I keep imagining more challenges that will face us next week. Take Hummocks. My experience of Scotland indicates that as soon as you go off the beaten track there’s more than a 50/50 chance you’ll be in a landscape of large grassy clumps with various degrees of wetness in between.
For this 3rd little practise I decided to go off-trail in the Brecons. I’m sure the Hummock were smaller than I remember from up North, and the colour – I don’t remember this attractive blondness.
|Small blond hummocks|
I hoped to test out my Oook mosquito protection on this trip, but unfortunately it hadn’t arrived. A bad weather forecast however meant I could looked forward to some excitement. Also a chance to test out the Spot mapping with social hiking.
Parking is usually helped by Google Street Map. I found a bit of road within a short distance of the wild, and then checked around to confirm that the spot was overlooked. This time the folks at Meyrth Tydfil Golf Club did the honours.
An hour into the hills found a suitable site shared only with a troop of wild horses.
The next morning I headed north east – trackless – the going was not too difficult. Is everything a bit smaller this far south? The hummocks, the bog, the hills.
|A Swallow Hole?|
It was Saturday, but the weather was poor, so hats off to the Welsh folk for getting outside – in their hundreds! In case I felt a little special with my pack of 14kg there were several soldiers running up and down the hillsides fully laden. Pack weight? – ‘about 65 pounds” I was told.
Down the valley I could join the ‘Roman road to Hereford from Merthyr’. Up to the next ridge and I was tempted to make a diversion to the right and up a hill called Fan Y Big. In the cloud at the top I consulted a local munching a banana about the meaning of this name “big ‘ill” he said.
|On Fan Y Big|
Then back and along the ridge top to Pen Y Fan,
|Pen Y Fan|
and eventually down through the cloud and crowds to cross the road and onto a quiet hill on the other side.
|from Pen y Fan and Corn Du looking over Fan Fawr|
It is hard to imagine why Eagle Star Insurance owned these mountains. It seems they donated them to the National Trust in 1965!
The long route from Fan Fawr pointed down to the forest in the valley floor and it was here I eventually found a tempting spot to pitch the tarp.
After 9 hours of walking I was exhausted but it was still only 4 o’clock. So here’s a reminder to take some reading material next week.

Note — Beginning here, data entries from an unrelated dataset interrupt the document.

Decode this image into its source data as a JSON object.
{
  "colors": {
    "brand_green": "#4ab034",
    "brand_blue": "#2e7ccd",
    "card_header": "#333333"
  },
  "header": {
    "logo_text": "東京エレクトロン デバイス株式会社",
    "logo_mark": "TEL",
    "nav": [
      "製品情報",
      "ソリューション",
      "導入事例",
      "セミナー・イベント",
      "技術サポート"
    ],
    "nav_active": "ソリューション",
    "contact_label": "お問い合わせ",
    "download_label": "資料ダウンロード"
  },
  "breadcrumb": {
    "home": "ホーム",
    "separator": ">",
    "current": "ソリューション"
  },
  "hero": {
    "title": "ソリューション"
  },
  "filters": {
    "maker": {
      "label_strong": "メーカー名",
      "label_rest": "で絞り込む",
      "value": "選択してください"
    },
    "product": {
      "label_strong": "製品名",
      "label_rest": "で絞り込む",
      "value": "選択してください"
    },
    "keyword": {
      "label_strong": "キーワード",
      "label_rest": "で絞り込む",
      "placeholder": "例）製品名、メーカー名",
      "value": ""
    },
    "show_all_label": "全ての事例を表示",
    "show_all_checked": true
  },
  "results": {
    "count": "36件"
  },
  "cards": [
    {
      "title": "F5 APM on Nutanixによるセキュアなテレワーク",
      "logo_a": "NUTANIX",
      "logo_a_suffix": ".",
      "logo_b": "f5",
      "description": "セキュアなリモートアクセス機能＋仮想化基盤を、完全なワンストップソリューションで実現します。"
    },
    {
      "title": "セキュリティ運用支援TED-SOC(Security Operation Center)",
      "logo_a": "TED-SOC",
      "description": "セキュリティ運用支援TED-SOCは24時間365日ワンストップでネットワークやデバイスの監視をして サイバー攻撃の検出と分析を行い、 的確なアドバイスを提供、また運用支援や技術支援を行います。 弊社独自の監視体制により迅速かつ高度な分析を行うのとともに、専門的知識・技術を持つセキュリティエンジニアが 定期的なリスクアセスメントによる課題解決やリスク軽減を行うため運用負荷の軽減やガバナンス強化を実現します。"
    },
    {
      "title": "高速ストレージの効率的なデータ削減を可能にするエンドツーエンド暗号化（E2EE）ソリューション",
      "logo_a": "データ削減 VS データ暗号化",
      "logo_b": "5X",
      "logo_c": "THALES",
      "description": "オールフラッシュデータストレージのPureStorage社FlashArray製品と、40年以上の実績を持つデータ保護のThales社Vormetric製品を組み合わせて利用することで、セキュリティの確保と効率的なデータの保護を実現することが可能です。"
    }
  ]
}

By nighttime the occasional gusty wind had become a continuous blow even in the area I had picked in the forest. It was a noisy night and with debris falling on tent, I didn’t sleep so much. I was outside when a branch pierced the fabric.

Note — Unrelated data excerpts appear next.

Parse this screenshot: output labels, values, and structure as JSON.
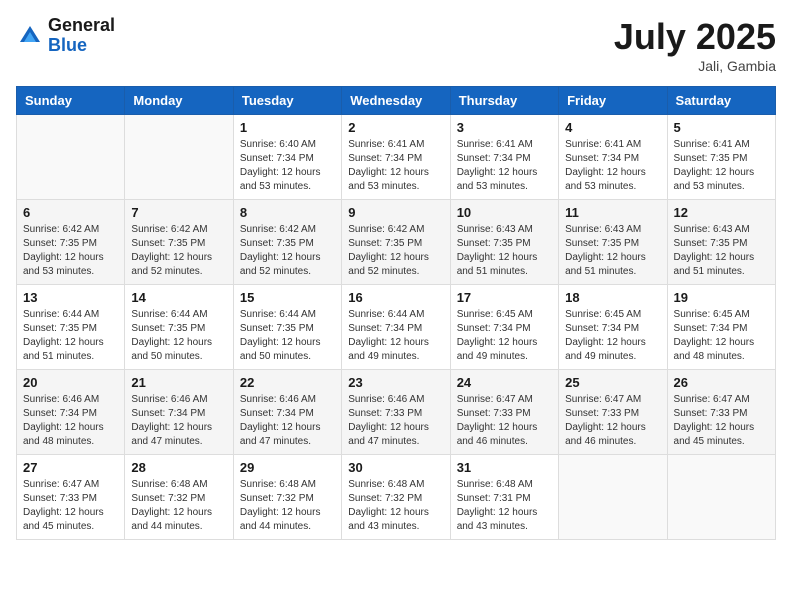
{
  "logo": {
    "text_general": "General",
    "text_blue": "Blue"
  },
  "title": "July 2025",
  "location": "Jali, Gambia",
  "days_of_week": [
    "Sunday",
    "Monday",
    "Tuesday",
    "Wednesday",
    "Thursday",
    "Friday",
    "Saturday"
  ],
  "weeks": [
    [
      {
        "day": "",
        "info": ""
      },
      {
        "day": "",
        "info": ""
      },
      {
        "day": "1",
        "info": "Sunrise: 6:40 AM\nSunset: 7:34 PM\nDaylight: 12 hours\nand 53 minutes."
      },
      {
        "day": "2",
        "info": "Sunrise: 6:41 AM\nSunset: 7:34 PM\nDaylight: 12 hours\nand 53 minutes."
      },
      {
        "day": "3",
        "info": "Sunrise: 6:41 AM\nSunset: 7:34 PM\nDaylight: 12 hours\nand 53 minutes."
      },
      {
        "day": "4",
        "info": "Sunrise: 6:41 AM\nSunset: 7:34 PM\nDaylight: 12 hours\nand 53 minutes."
      },
      {
        "day": "5",
        "info": "Sunrise: 6:41 AM\nSunset: 7:35 PM\nDaylight: 12 hours\nand 53 minutes."
      }
    ],
    [
      {
        "day": "6",
        "info": "Sunrise: 6:42 AM\nSunset: 7:35 PM\nDaylight: 12 hours\nand 53 minutes."
      },
      {
        "day": "7",
        "info": "Sunrise: 6:42 AM\nSunset: 7:35 PM\nDaylight: 12 hours\nand 52 minutes."
      },
      {
        "day": "8",
        "info": "Sunrise: 6:42 AM\nSunset: 7:35 PM\nDaylight: 12 hours\nand 52 minutes."
      },
      {
        "day": "9",
        "info": "Sunrise: 6:42 AM\nSunset: 7:35 PM\nDaylight: 12 hours\nand 52 minutes."
      },
      {
        "day": "10",
        "info": "Sunrise: 6:43 AM\nSunset: 7:35 PM\nDaylight: 12 hours\nand 51 minutes."
      },
      {
        "day": "11",
        "info": "Sunrise: 6:43 AM\nSunset: 7:35 PM\nDaylight: 12 hours\nand 51 minutes."
      },
      {
        "day": "12",
        "info": "Sunrise: 6:43 AM\nSunset: 7:35 PM\nDaylight: 12 hours\nand 51 minutes."
      }
    ],
    [
      {
        "day": "13",
        "info": "Sunrise: 6:44 AM\nSunset: 7:35 PM\nDaylight: 12 hours\nand 51 minutes."
      },
      {
        "day": "14",
        "info": "Sunrise: 6:44 AM\nSunset: 7:35 PM\nDaylight: 12 hours\nand 50 minutes."
      },
      {
        "day": "15",
        "info": "Sunrise: 6:44 AM\nSunset: 7:35 PM\nDaylight: 12 hours\nand 50 minutes."
      },
      {
        "day": "16",
        "info": "Sunrise: 6:44 AM\nSunset: 7:34 PM\nDaylight: 12 hours\nand 49 minutes."
      },
      {
        "day": "17",
        "info": "Sunrise: 6:45 AM\nSunset: 7:34 PM\nDaylight: 12 hours\nand 49 minutes."
      },
      {
        "day": "18",
        "info": "Sunrise: 6:45 AM\nSunset: 7:34 PM\nDaylight: 12 hours\nand 49 minutes."
      },
      {
        "day": "19",
        "info": "Sunrise: 6:45 AM\nSunset: 7:34 PM\nDaylight: 12 hours\nand 48 minutes."
      }
    ],
    [
      {
        "day": "20",
        "info": "Sunrise: 6:46 AM\nSunset: 7:34 PM\nDaylight: 12 hours\nand 48 minutes."
      },
      {
        "day": "21",
        "info": "Sunrise: 6:46 AM\nSunset: 7:34 PM\nDaylight: 12 hours\nand 47 minutes."
      },
      {
        "day": "22",
        "info": "Sunrise: 6:46 AM\nSunset: 7:34 PM\nDaylight: 12 hours\nand 47 minutes."
      },
      {
        "day": "23",
        "info": "Sunrise: 6:46 AM\nSunset: 7:33 PM\nDaylight: 12 hours\nand 47 minutes."
      },
      {
        "day": "24",
        "info": "Sunrise: 6:47 AM\nSunset: 7:33 PM\nDaylight: 12 hours\nand 46 minutes."
      },
      {
        "day": "25",
        "info": "Sunrise: 6:47 AM\nSunset: 7:33 PM\nDaylight: 12 hours\nand 46 minutes."
      },
      {
        "day": "26",
        "info": "Sunrise: 6:47 AM\nSunset: 7:33 PM\nDaylight: 12 hours\nand 45 minutes."
      }
    ],
    [
      {
        "day": "27",
        "info": "Sunrise: 6:47 AM\nSunset: 7:33 PM\nDaylight: 12 hours\nand 45 minutes."
      },
      {
        "day": "28",
        "info": "Sunrise: 6:48 AM\nSunset: 7:32 PM\nDaylight: 12 hours\nand 44 minutes."
      },
      {
        "day": "29",
        "info": "Sunrise: 6:48 AM\nSunset: 7:32 PM\nDaylight: 12 hours\nand 44 minutes."
      },
      {
        "day": "30",
        "info": "Sunrise: 6:48 AM\nSunset: 7:32 PM\nDaylight: 12 hours\nand 43 minutes."
      },
      {
        "day": "31",
        "info": "Sunrise: 6:48 AM\nSunset: 7:31 PM\nDaylight: 12 hours\nand 43 minutes."
      },
      {
        "day": "",
        "info": ""
      },
      {
        "day": "",
        "info": ""
      }
    ]
  ]
}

The devestation in my part of the forest was awesome. I had to crawl on hands and knees under the fallen trees along part of the track. As I walked further, on both sides trees creaked under the power of the wind and then heaved over.
In the relative calm of the lower valley there’s some lovely carvings in the forest towards Merthyr. These by Tom Harvey.
And many distinctly unartistic displays of beer cans.